Algebraic structures of tropical mathematics

Abstract: Tropical mathematics often is defined over an ordered cancellative monoid $\tM$, usually taken to be $(\RR, +)$ or $(\QQ, +)$. Although a rich theory has arisen from this viewpoint, cf. [L1], idempotent semirings possess a restricted algebraic structure theory, and also do not reflect certain valuation-theoretic properties, thereby forcing researchers to rely often on combinatoric techniques. In this paper we describe an alternative structure, more compatible with valuation theory, studied by the authors over the past few years, that permits fuller use of algebraic theory especially in understanding the underlying tropical geometry.

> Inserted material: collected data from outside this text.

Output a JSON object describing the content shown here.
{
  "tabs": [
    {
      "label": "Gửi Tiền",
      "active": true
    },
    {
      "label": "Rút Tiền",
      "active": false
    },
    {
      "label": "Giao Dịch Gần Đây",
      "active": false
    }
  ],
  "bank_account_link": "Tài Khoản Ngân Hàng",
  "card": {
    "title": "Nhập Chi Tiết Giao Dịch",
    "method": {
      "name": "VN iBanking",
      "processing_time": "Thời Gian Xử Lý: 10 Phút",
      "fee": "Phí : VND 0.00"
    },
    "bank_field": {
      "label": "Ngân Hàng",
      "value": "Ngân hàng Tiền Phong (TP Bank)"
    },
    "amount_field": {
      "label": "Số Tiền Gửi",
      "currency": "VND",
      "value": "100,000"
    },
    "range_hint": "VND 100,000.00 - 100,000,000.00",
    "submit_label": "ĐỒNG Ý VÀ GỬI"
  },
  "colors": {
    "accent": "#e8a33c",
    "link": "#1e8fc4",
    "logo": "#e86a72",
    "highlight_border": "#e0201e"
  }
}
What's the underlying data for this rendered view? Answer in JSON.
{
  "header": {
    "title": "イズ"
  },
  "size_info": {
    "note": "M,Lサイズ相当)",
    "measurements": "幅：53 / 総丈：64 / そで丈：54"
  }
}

The idempotent max-plus algebra $A$ of an ordered monoid $\tM$ is replaced by $R: = L\times \tM$, where $L$ is a given indexing semiring (not necessarily with 0). In this case we say $R$ layered by $L$. When $L$ is trivial, i.e, $L={1}$, $R$ is the usual bipotent max-plus algebra. When $L={1,\infty}$ we recover the "standard" supertropical structure with its "ghost" layer. When $L = \NN $ we can describe multiple roots of polynomials via a "layering function" $s: R \to L$. Likewise, one can define the layering $s: R^{(n)} \to L^{(n)}$ componentwise; vectors $v_1, \dots, v_m$ are called tropically dependent if each component of some nontrivial linear combination $\sum \a_i v_i$ is a ghost, for "tangible" $\a_i \in R$. Then an $n\times n$ matrix has tropically dependent rows iff its permanent is a ghost. We explain how supertropical algebras, and more generally layered algebras, provide a robust algebraic foundation for tropical linear algebra, in which many classical tools are available. In the process, we provide some new results concerning the rank of d-independent sets (such as the fact that they are semi-additive),put them in the context of supertropical bilinear forms, and lay the matrix theory in the framework of identities of semirings.